Last Updated on May 21, 2014, 2:37 pm ET
On the third annual Global Accessibility Awareness Day (#GAAD), May 15, 2014, the Association of Research Libraries launched a new resource for the library community—a Web Accessibility Toolkit for research libraries. ARL’s toolkit shares the fundamental goal of GAAD which is to ”raise the profile” of digital accessibility and provide resources for improving access to information to “the broadest audience possible.” The toolkit aims to:
- Promote the principles of accessibility, universal design, and digital inclusion.
- Help research libraries achieve digital accessibility.
- Connect research libraries with the tools, people, and examples they need to provide accessible digital content.
The lead author on the Web Accessibility Toolkit was Molly Schwartz, a member of the inaugural class of the National Digital Stewardship Residency (NDSR) program who was in residence at ARL in 2013–2014. The NDSR program is a deeply valuable partnership between the Institute of Museum and Library Services and the Library of Congress. The mission of NDSR “is to build a dedicated community of professionals who will advance our nation’s capabilities in managing, preserving, and making accessible the digital record of human achievement. This will enable current and future generations to fully realize the potential of digital resources now and for years to come.”
Since the inaugural NDSR class was selected to work in Washington, DC–area institutions, the program has been extended to New York and Boston. More information on these new fellowship opportunities is available on the NDSR website.

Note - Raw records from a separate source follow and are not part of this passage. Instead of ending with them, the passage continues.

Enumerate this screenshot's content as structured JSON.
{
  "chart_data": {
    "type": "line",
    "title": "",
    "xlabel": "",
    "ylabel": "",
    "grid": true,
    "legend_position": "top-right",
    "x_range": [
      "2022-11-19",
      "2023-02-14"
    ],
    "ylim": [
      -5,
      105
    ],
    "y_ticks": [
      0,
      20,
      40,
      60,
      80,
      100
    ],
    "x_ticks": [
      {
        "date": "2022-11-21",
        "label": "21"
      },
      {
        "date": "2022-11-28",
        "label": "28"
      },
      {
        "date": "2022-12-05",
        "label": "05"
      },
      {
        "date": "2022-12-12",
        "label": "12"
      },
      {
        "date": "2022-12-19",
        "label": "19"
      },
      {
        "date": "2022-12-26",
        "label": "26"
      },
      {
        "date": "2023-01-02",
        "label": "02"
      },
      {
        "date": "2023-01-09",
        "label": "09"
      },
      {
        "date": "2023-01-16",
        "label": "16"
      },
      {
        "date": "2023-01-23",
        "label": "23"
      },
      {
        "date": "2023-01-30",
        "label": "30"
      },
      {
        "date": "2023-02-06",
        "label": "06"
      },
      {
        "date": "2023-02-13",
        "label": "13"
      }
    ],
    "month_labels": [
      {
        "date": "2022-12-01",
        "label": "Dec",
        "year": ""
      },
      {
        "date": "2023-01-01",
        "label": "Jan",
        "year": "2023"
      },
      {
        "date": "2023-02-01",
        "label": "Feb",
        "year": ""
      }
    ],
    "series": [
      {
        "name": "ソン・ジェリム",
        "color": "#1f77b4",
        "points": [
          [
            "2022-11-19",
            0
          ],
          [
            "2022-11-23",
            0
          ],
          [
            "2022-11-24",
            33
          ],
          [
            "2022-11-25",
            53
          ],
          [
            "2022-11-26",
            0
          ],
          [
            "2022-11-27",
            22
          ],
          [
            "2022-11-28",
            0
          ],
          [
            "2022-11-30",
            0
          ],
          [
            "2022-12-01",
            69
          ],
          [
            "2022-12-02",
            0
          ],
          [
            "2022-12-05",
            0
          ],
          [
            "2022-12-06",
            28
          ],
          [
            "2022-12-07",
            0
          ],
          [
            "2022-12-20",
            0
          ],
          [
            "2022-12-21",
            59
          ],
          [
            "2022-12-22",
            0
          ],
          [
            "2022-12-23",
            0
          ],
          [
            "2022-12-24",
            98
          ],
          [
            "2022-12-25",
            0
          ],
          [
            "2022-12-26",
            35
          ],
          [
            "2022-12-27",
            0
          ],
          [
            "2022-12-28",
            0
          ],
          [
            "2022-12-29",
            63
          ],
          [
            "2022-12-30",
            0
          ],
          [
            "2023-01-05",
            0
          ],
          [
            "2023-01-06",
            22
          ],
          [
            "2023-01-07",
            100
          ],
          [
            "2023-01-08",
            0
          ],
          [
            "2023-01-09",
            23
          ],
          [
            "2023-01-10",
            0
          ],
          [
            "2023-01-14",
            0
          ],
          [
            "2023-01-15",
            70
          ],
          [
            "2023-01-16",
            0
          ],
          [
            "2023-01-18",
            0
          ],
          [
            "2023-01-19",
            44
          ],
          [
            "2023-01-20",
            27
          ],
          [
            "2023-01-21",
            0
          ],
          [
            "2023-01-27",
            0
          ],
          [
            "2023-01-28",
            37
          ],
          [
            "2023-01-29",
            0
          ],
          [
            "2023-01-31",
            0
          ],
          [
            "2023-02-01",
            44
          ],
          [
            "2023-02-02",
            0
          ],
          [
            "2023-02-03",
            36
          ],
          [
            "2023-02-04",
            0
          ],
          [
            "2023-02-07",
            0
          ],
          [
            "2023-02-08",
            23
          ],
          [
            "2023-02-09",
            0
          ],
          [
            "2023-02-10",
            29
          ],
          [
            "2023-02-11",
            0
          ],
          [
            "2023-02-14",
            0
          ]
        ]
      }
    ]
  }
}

ARL’s engagement on issues relating to accessibility includes providing resources to ARL member libraries—such as the Report of the ARL Joint Task Force on Services to Patrons with Print Disabilities (PDF)—and strongly advocating over a number of years at the World Intellectual Property Organization for a treaty for the visually impaired, which was approved in June 2013. The “Marrakesh Treaty” will significantly improve access to books for millions of people who are blind, visually impaired, and print disabled. ARL hopes its new Web Accessibility Toolkit will help libraries continue to improve access to resources for all of their patrons, regardless of ability or disability.